Stress and materialistic way of life
In itself, stress is not necessarily bad. It is an inborn, natural self-defense mechanism that prepares us to defend ourselves in times of danger or competition (as in the case of examinations). It becomes harmful when people reach a point when they are overloaded and are unable to cope with demands on their attention, time and efforts. These can relate to finances, work, relationships and in Mauritius, overloading of the young minds for generations with excessive private tuitions. These children have grown up into young adults with more professional burdens which they cannot bear, triggering some sort of depression, or mental fatigue.
The crux of the matter is a life style based so much on a materialistic cultural mode. Man (including woman and children) has grown disconnected with nature on the outside and with his own inner self. Formerly, there were safety valves such as the joint families where there was a strong network of supportive members of the family and village community life.

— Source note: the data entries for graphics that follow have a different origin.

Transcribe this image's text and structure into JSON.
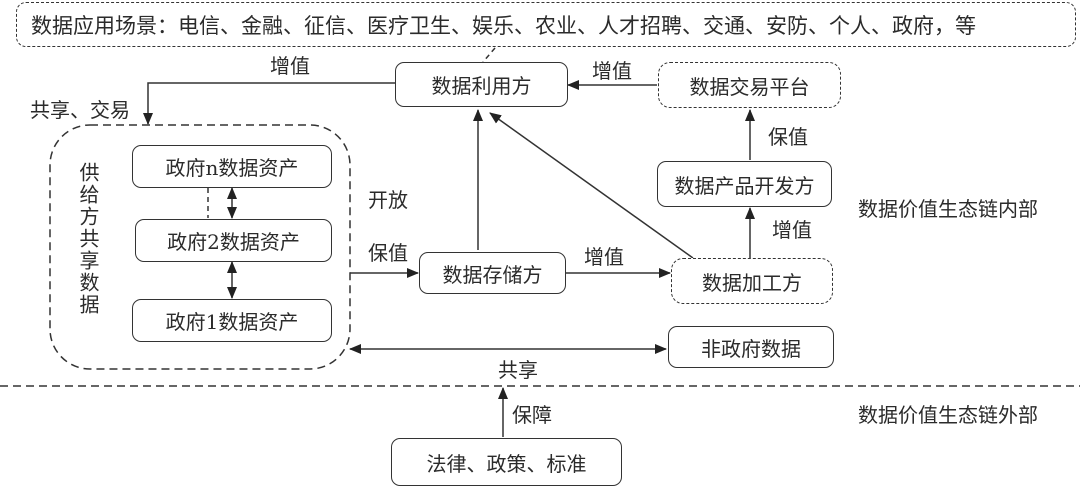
{
  "scenarios": {
    "text": "数据应用场景：电信、金融、征信、医疗卫生、娱乐、农业、人才招聘、交通、安防、个人、政府，等"
  },
  "nodes": {
    "data_user": "数据利用方",
    "trading_platform": "数据交易平台",
    "product_developer": "数据产品开发方",
    "storage": "数据存储方",
    "processor": "数据加工方",
    "gov_n": "政府n数据资产",
    "gov_2": "政府2数据资产",
    "gov_1": "政府1数据资产",
    "non_gov": "非政府数据",
    "law": "法律、政策、标准"
  },
  "group": {
    "supplier_label": "供给方共享数据"
  },
  "edge_labels": {
    "supplier_to_user_value": "增值",
    "share_trade": "共享、交易",
    "platform_to_user": "增值",
    "developer_to_platform": "保值",
    "processor_to_developer": "增值",
    "open": "开放",
    "supplier_to_storage": "保值",
    "storage_to_processor": "增值",
    "share_non_gov": "共享",
    "guarantee": "保障"
  },
  "regions": {
    "inner": "数据价值生态链内部",
    "outer": "数据价值生态链外部"
  }
}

Grandparents used to tell heroic stories of great heroes which nurtured and strengthened the growing mind. With the bursting of the joint family system and coming up of the one unit family and more and more single parent family unit, and accelerated pace of mundane professional life, these support networks have become fragilized. Fragilizing the individual adult as well as youngsters. Coupled with that, attitudes too towards elders have changed drastically. Respect and ethics seem to have gone with the winds. Grandparents and parents are more unwanted because of an egotistic way of life. Children close themselves like clams within their rooms. Left to themselves and their computers and mobiles, they are dangerously at the mercy of predators of all sorts.
Arjuna the Despondent Hero
Depression is not a new malady or mental disorder. It gripped also one of the most well-known heroic figures of Hindu religious literature – the Great Arjuna of the Pandava dynasty. Faced with a fratricide dilemma in the great Mahabharata war where he saw himself face to face with his own kith and kins, Gurus, Sirs and grandfathers, mentors, he threw down his bow and arrows right on the battle field seized with a terrible despondency that seemed to paralyse him to the ground. He wanted to run away from his dharma – duty — to the Himalayas. It was then that Krishna Incarnated and as well as a relative and friend of Arjuna, filled him with Faith: Through 18 lessons on the different ways of practicing Yoga which suit each according to one’s temperament. He taught and armed Arjuna morally never to despair but to fight on as the soul is imperishable and Eternal. And that Greed and Injustice, malicious strategies and connivances have to be attacked frontally for Truth and Justice to prevail.
Marcus Aurelius
We must ultimately go back to the basics. Parents should spend more quality time with their children. At work, whether offshore or onshore, onboard or in board rooms, we should be able to withdraw from time to time to a little niche in our heart and to silence within the 24/7 hectic schedule of life we have created for ourselves. As Professor Robert S. Colter states quoting the stoic Roman Emperor (AD 161 – 180) Marcus Aurelius who was the most powerful man in the world of his time, meditated as he got out of bed and said:
“I am rising to do the work of a human being. Why then am I so irritable if I am going out to do what I was born to do and what I was brought into this world for. Or was I created for this to be in bed and warm myself under the bed clothes?”